Même si le monde pouvait quantifier avec certitude comment une politique particulière affecte à la fois le virus et le bien-être social, il n'y a pas de formule pour équilibrer les deux, ce qui a forcé les dirigeants du monde à faire face à une question avec laquelle les éthiciens se débattent depuis des années: combien la société devrait-elle être prête à sacrifier pour sauver une vie? Autrement dit, combien de personnes devraient perdre leur emploi pour sauver une vie, sachant qu'un chômage prolongé est associé à une espérance de vie réduite? Combien de personnes devraient être autorisées à mourir si cela permet à une communauté de maintenir l'usine locale en marche? "L'une des nouveautés ici est le compromis entre l'avenir à long terme des gens", a déclaré le Dr Emanuel, l'éthicien médical. pas de formules ou de réponses faciles, a-t-il dit, «Quelqu'un doit faire ces compromis. Je ne sais pas quoi faire d'autre. »Pour le président Trump, plus que tout autre dirigeant jusqu'à présent, les avantages de la réouverture dépassent même le risque le plus extrême - il est également parmi les rares dirigeants à demander la réouverture à mesure que les cas continuent d'augmenter. de nombreuses régions du pays. Les experts préviennent que cela pourrait entraîner plus de dommages économiques que de secours. D'autres mesures exigent que la vie humaine soit comparée aux libertés civiles, aux inégalités sociales et même à la valeur culturelle. La Corée du Sud prend des mesures pour redémarrer sa ligue de baseball, qui est à la fois une entreprise et source de plaisir pour des millions de personnes. Hong Kong autorise un certain accès aux bibliothèques et les Américains débattent déjà de la question de savoir si l'application de la distanciation sociale - par le biais de la surveillance, d'amendes ou de coercition pure et simple - entraîne des coûts inacceptables pour la liberté individuelle.

Qu'est-ce qui commence alors que les questions économiques ou de santé publique deviennent rapidement, sans autre moyen d'y répondre, des questions de philosophie et de valeurs?
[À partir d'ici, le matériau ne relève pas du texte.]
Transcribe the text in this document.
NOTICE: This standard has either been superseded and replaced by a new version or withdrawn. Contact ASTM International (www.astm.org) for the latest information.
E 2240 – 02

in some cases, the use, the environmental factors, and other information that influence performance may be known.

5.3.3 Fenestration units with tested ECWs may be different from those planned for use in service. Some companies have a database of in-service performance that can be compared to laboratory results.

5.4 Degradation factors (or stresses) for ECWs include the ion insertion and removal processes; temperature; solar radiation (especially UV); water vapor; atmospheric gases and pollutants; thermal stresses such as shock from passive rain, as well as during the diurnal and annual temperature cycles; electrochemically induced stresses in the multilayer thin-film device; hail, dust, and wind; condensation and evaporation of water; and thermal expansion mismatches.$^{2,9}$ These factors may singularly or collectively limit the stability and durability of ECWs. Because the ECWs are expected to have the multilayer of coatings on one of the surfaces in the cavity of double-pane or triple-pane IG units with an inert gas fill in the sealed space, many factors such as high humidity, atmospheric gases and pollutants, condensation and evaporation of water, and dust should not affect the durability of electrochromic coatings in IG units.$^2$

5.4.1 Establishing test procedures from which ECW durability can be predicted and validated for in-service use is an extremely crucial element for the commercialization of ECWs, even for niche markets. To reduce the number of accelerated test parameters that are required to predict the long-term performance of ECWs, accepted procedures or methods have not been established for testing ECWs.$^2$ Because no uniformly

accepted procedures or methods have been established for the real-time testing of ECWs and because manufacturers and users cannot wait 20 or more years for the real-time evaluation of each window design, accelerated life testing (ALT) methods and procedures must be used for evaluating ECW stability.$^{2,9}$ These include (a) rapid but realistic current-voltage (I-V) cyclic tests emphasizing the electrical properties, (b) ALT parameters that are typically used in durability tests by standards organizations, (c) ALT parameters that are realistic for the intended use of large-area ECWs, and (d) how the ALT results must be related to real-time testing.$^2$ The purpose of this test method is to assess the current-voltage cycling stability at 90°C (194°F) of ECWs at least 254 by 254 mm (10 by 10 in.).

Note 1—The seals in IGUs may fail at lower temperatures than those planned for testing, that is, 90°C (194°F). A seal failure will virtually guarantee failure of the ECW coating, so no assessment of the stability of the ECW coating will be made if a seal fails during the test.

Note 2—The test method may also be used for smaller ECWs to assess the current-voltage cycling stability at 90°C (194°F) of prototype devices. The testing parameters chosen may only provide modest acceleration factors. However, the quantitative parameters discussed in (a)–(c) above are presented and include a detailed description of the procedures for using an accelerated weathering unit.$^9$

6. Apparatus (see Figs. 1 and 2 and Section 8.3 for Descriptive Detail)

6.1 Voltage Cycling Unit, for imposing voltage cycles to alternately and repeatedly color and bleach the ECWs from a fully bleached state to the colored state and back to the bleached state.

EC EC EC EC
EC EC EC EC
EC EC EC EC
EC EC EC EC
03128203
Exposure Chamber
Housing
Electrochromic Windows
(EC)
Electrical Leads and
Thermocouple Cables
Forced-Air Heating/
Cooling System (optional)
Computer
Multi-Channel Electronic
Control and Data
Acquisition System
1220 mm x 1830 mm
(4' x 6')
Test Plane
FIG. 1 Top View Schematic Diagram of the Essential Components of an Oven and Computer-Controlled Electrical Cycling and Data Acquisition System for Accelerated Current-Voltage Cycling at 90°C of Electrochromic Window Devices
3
De nouvelles éclosions pourraient mettre en danger des adultes plus âgés ou ayant des conditions préexistantes. Mais une année d'école perdue peut faire reculer un enfant pour la vie: la valeur de la réouverture partielle d'un site culturel comme Broadway se mesure-t-elle uniquement en termes économiques, ou aussi dans le bonheur qu'elle apporte aux amateurs de théâtre et sa contribution à la culture? Est-ce suffisant pour mettre des vies en danger? Des concessions en matière de liberté et d'intimité - déjà en cours dans la Corée du Sud individualiste - pourraient perdurer après la fin de la pandémie. Les choix qui sont faits pourraient s'additionner à des sociétés reconfigurées autour des valeurs qui les ont informées. Au fur et à mesure que les conséquences de ces choix s'accentuent, les coûts de la lutte contre la pandémie deviendront chaque semaine plus clairs. Dit le Dr Inglesbury.